Sin embargo, cada explicación termina aterrizando siempre en el mismo concepto: producir animales útiles. “Le damos muchísima importancia a la estructura, a las manos, las patas, las ubres en las hembras y al fácil engrasamiento. Buscamos animales profundos, con arco de costillas, pero que además tengan mucha capacidad productiva.”
En este sentido aclara que el ideal no pasa por fabricar animales gigantes, todo lo contrario. “Nosotros usamos animales moderados, que exploten al destete y al año, pero que después no sigan creciendo demasiado. Porque después de los dos años lo único que queda en el campo son las vacas. Ahí está el verdadero negocio. Hay que producir kilos al principio y después tener una vaca eficiente”, resume el productor.
Incluso las donantes más valiosas deben superar una prueba indispensable antes de ingresar plenamente al programa de reproducción.
“Empezamos haciendo toros para nosotros. Después nos dimos cuenta de que también los podíamos vender porque funcionaban muy bien”.
Maxi Mammoliti, de cabaña Don José, en La Dulce, Necochea.
“Hasta que una vaca no desteta dos terneros, nosotros no hacemos un lavaje embrionario. Primero tiene que demostrar que es buena madre”, explica Maxi.
Es una decisión que demora el progreso genético, pero también garantiza que cada generación conserve las características maternales que la cabaña considera irrenunciables. “No queremos solamente buena genética en los papeles; queremos vacas que funcionen en el campo”, destaca.
Así, año tras año, generación tras generación, Don José fue consolidando un rodeo cuya mayor virtud es la consistencia.
No buscan producir un animal extraordinario por casualidad, buscan que la mayoría de los animales nazcan buenos. Porque, como suele repetir Mammoliti durante la charla, “dos más dos nunca es cuatro en genética”, pero sí existen caminos para reducir al máximo el margen de error.
RIP, fruto del trabajo
Cuando RIP ingresó a la pista central de Palermo no era un desconocido. Un año antes había sido Segundo Mejor Ternero de la exposición, una señal de que estaba frente a un animal diferente. Sin embargo, entre destacarse de joven y convertirse en Gran Campeón hay un largo camino.

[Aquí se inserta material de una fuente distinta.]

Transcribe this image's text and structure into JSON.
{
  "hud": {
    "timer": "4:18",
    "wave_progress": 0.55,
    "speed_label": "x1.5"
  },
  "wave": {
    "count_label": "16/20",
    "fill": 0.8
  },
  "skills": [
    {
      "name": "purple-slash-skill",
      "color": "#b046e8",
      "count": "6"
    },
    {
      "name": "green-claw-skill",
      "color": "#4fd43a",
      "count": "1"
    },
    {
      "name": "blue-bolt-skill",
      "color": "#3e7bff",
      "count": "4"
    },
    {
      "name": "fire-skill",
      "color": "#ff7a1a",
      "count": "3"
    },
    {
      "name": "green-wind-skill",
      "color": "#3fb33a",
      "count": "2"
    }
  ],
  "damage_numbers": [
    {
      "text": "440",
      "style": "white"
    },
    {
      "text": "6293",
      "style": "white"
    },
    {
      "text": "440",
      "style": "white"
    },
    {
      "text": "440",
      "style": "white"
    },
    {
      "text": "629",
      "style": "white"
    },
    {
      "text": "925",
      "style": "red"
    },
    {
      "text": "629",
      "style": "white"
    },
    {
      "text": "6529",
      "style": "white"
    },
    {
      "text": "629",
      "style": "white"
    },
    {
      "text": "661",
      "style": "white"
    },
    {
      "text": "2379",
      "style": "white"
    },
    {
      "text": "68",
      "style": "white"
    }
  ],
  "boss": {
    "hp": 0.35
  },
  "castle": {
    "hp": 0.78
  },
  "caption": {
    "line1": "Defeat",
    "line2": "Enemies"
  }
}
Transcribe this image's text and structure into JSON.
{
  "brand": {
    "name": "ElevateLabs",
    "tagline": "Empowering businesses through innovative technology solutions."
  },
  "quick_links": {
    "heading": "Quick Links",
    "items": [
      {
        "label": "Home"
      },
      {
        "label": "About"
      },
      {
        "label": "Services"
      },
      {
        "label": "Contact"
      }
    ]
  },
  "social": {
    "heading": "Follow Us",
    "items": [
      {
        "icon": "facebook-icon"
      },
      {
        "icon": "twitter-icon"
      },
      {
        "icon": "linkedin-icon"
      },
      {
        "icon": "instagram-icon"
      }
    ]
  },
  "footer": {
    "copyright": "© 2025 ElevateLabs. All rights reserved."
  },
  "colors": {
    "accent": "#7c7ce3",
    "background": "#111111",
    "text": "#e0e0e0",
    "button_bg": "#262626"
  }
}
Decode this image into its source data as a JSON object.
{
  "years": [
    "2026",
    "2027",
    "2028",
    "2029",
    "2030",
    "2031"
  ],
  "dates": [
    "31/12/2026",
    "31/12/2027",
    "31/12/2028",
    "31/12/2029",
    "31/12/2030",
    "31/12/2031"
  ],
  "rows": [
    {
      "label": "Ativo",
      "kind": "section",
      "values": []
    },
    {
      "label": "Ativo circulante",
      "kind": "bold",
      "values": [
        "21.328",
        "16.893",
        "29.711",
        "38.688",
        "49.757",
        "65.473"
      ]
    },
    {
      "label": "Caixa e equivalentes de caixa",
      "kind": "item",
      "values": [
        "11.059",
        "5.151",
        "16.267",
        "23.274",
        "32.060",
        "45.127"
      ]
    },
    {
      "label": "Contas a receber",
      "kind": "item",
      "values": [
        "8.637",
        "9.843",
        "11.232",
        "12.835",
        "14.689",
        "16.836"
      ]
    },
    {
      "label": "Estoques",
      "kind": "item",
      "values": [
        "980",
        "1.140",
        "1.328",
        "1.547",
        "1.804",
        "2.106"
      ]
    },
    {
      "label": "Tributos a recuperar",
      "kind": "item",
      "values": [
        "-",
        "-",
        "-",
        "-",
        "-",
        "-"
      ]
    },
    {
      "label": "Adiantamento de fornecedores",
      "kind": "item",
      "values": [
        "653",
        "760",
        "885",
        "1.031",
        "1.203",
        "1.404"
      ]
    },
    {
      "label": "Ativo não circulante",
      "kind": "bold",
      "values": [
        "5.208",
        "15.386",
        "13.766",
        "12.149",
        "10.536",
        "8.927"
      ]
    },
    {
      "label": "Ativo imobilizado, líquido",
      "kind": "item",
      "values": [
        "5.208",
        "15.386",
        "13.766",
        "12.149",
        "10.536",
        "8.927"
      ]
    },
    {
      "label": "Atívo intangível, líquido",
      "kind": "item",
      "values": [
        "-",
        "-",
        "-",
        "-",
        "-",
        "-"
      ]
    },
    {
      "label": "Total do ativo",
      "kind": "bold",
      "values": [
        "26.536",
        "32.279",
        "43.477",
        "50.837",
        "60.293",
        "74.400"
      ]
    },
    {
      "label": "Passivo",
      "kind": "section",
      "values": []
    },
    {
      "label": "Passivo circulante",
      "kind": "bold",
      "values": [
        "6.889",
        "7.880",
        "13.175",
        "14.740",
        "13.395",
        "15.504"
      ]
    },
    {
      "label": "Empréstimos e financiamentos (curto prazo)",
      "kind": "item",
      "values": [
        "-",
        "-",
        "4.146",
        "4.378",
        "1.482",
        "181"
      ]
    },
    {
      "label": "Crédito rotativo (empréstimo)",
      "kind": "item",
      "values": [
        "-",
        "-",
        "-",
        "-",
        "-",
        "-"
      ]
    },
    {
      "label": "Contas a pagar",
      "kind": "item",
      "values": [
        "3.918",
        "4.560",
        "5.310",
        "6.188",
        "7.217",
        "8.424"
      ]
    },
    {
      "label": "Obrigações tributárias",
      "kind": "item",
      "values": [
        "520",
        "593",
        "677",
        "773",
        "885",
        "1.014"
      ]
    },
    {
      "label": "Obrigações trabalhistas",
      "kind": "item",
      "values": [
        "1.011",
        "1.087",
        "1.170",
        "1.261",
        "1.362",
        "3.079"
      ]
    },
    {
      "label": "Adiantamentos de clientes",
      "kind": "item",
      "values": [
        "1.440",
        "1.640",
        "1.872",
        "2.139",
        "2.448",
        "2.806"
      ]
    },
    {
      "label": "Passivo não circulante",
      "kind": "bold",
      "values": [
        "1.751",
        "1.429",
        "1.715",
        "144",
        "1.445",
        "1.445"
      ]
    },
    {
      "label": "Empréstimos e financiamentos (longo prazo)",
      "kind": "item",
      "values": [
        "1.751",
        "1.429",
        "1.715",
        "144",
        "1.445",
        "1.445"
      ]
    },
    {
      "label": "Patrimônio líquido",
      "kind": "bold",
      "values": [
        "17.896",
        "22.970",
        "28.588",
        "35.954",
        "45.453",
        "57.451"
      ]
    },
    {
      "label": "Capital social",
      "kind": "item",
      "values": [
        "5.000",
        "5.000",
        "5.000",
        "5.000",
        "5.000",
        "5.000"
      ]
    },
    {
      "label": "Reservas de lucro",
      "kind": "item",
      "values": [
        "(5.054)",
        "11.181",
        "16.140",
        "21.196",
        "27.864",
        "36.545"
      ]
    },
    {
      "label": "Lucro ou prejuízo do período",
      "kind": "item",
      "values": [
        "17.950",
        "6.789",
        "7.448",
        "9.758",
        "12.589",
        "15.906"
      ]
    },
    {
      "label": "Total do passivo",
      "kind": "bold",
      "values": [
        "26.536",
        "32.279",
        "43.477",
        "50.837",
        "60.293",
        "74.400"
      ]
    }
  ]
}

“Llevamos dos toros, pero él se destacaba. Este es uno de los mejores toros que hicimos en la historia de la cabaña. No le encuentro puntos débiles, tiene mucha clase y una mansedumbre impresionante”, describe Mammoliti.
RIP llegó a Palermo con apenas 25 meses y un peso cercano a los 920 kilos, pero su mayor virtud no estaba en la balanza. Era la expresión de todo aquello que Don José venía buscando desde hacía más de veinte años: equilibrio, funcionalidad, profundidad, estructura y capacidad carnicera.
“Llevamos dos toros, pero él se destacaba. Este es uno de los mejores toros que hicimos en la historia de la cabaña. No le encuentro puntos débiles, tiene mucha clase y una mansedumbre impresionante”.
Maxi Mammoliti, de cabaña Don José, en La Dulce, Necochea.
No era un animal construido para ganar una exposición. Era, precisamente, el tipo de toro que la cabaña quería producir para multiplicar en sus rodeos comerciales. “Nunca usamos un toro pensando en ganar una cucarda. Al contrario. Siempre buscamos producir mejores animales para el campo. Después, si esos animales además ganan Palermo, es una consecuencia enorme, pero nunca fue el objetivo principal”.
Ese concepto explica por qué el premio tuvo un valor especial. No significó únicamente obtener el máximo reconocimiento de la raza Angus. También confirmó que el modelo productivo que la familia Mammoliti eligió hace más de dos décadas estaba en el camino correcto.
“Es una satisfacción enorme que los colegas usen tus toros para hacer padres. Eso quiere decir que confían en el trabajo que venimos haciendo”, destacó finalmente el cabañero de Don José.